I’ve seen campaigns completely transform once the creator felt like a true partner rather than just a list item. Have you thought about using the platform to actually network with the influencers first—maybe in community discussions or networking events—before formalizing partnerships?
This hits close to home. I’m in the middle of scaling our European campaigns, and finding reliable influencers across different regions has been painful. The AI discovery saves time, sure, but I trust it more for filtering than for actual vetting.
My concern: when you’re young and bootstrapped, you don’t have time to manually check 100 creators. So I’ve basically said: AI gets me to 20, then I spend real time on those 20. I look at three things—do they have actual followers in my market, do their past brand partnerships feel authentic, and can I reach them without going through five intermediaries?
What’s your timeline typically look like between discovery and actually launching a campaign? I’m wondering if I’m being too slow or if the market expects this kind of diligence.
I’ve built my entire vetting process around efficiency, and honestly, the AI tools have been a game-changer for us. We run 15-20 campaigns a month across different markets, so manual vetting at scale isn’t realistic. Here’s my approach: AI discovery gives us speed, but we layer in manual validation for our top-tier partnerships—the ones with bigger budgets.

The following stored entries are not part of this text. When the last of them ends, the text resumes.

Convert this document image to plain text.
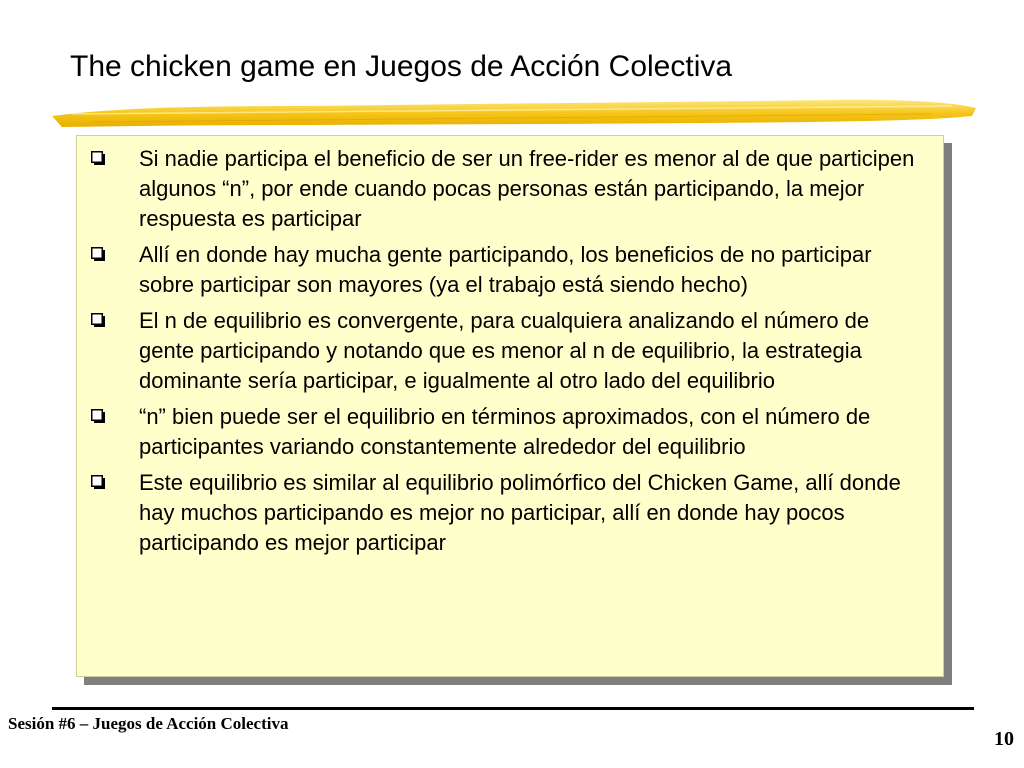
The chicken game en Juegos de Acción Colectiva
Si nadie participa el beneficio de ser un free-rider es menor al de que participen algunos “n”, por ende cuando pocas personas están participando, la mejor respuesta es participar
Allí en donde hay mucha gente participando, los beneficios de no participar sobre participar son mayores (ya el trabajo está siendo hecho)
El n de equilibrio es convergente, para cualquiera analizando el número de gente participando y notando que es menor al n de equilibrio, la estrategia dominante sería participar, e igualmente al otro lado del equilibrio
“n” bien puede ser el equilibrio en términos aproximados, con el número de participantes variando constantemente alrededor del equilibrio
Este equilibrio es similar al equilibrio polimórfico del Chicken Game, allí donde hay muchos participando es mejor no participar, allí en donde hay pocos participando es mejor participar
Sesión #6 – Juegos de Acción Colectiva
10
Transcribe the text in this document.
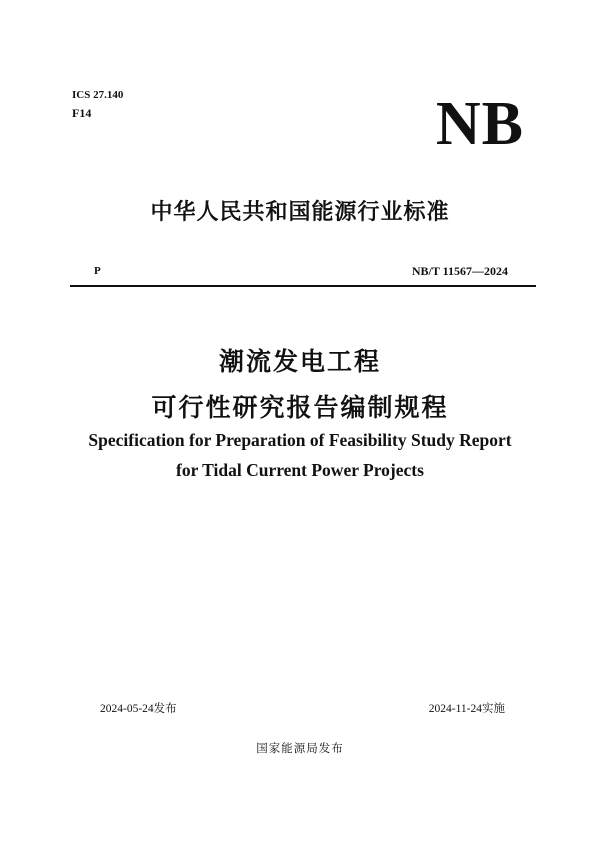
ICS 27.140
F14	NB
中华人民共和国能源行业标准
P	NB/T 11567—2024
潮流发电工程
可行性研究报告编制规程
Specification for Preparation of Feasibility Study Report
for Tidal Current Power Projects
2024-05-24发布	2024-11-24实施
国家能源局发布
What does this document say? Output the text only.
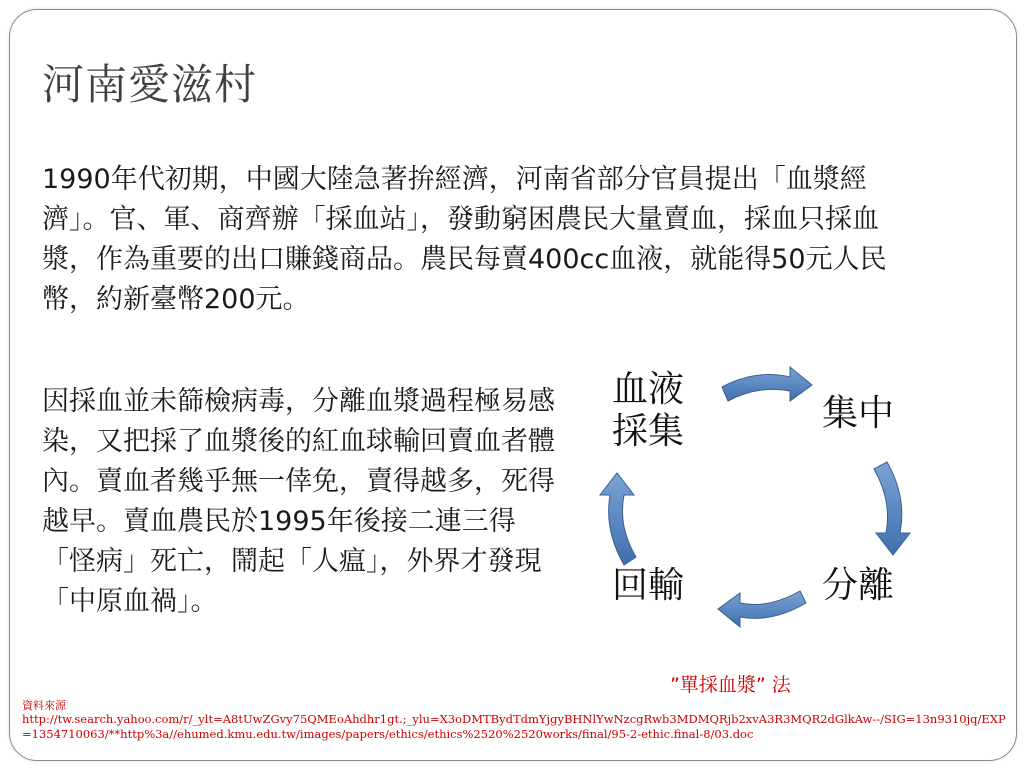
河南愛滋村
1990年代初期，中國大陸急著拚經濟，河南省部分官員提出「血漿經濟」。官、軍、商齊辦「採血站」，發動窮困農民大量賣血，採血只採血漿，作為重要的出口賺錢商品。農民每賣400cc血液，就能得50元人民幣，約新臺幣200元。
因採血並未篩檢病毒，分離血漿過程極易感染，又把採了血漿後的紅血球輸回賣血者體內。賣血者幾乎無一倖免，賣得越多，死得越早。賣血農民於1995年後接二連三得「怪病」死亡，鬧起「人瘟」，外界才發現「中原血禍」。
血液
採集	集中
分離
回輸
”單採血漿” 法
資料來源
http://tw.search.yahoo.com/r/_ylt=A8tUwZGvy75QMEoAhdhr1gt.;_ylu=X3oDMTBydTdmYjgyBHNlYwNzcgRwb3MDMQRjb2xvA3R3MQR2dGlkAw--/SIG=13n9310jq/EXP=1354710063/**http%3a//ehumed.kmu.edu.tw/images/papers/ethics/ethics%2520%2520works/final/95-2-ethic.final-8/03.doc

For mid-tier and smaller campaigns, we’ve basically automated the vetting to a checklist: engagement rate above X, audience age/gender match, geographic concentration in target market, no red flags in comment sentiment. AI handles most of this now.
The cross-border element adds complexity, but I’ve found that working with creators who have genuine interest in your market—not just eyeballs—leads to better partnerships. AI picks up on reach; people pick up on fit.
What’s your average timeline from discovery to campaign launch? We’re averaging about 2 weeks for smaller deals and 4-6 weeks for larger ones.
Okay, so from the creator side, I can tell you what actually happens when a brand uses AI to find me. Most of the time, the outreach is generic—clearly automated or template-based. That’s a red flag for me because it feels like I’m just a number in their system.
The brands that have landed my best work are the ones who took time to actually understand what I do, what my audience cares about, and why we might be a good fit together. AI can find me, but it can’t tell a brand whether I actually care about their category.
One thing I wish more brands understood: we creators have intuition about our audiences too. If the AI says I’m a match but the product doesn’t resonate with me, the campaign will feel forced and my audience will see through it immediately.
So yes, use AI to discover, but then have a real conversation before you commit. That’s where the actual vetting happens—on both sides.
This is a solid framework. At my level, we’re thinking about vetting at scale, which means the AI discovery layer is essential—but it’s just the beginning.
I’ve been deep-diving into how AI-flagged creators actually perform against our KPIs, and here’s what stands out: AI is great at predicting engagement quality (not just volume), but it still struggles with conversion prediction. We now run small test campaigns with AI-vetted creators at lower budgets to validate performance before we commit larger dollars.
For cross-border campaigns specifically, we’ve started analyzing something I call ‘market penetration efficiency’—how many qualified conversions occur per dollar spent in each market. AI can’t predict that; only historical campaign data tells you.
My recommendation: build a feedback loop. Track which AI-vetted creators actually deliver ROI, then use that data to train your internal decision-making over time. The AI gets smarter when you feed it performance data, not just discovery data.
How are you currently measuring whether your AI vetting process is actually correlating with better campaign outcomes?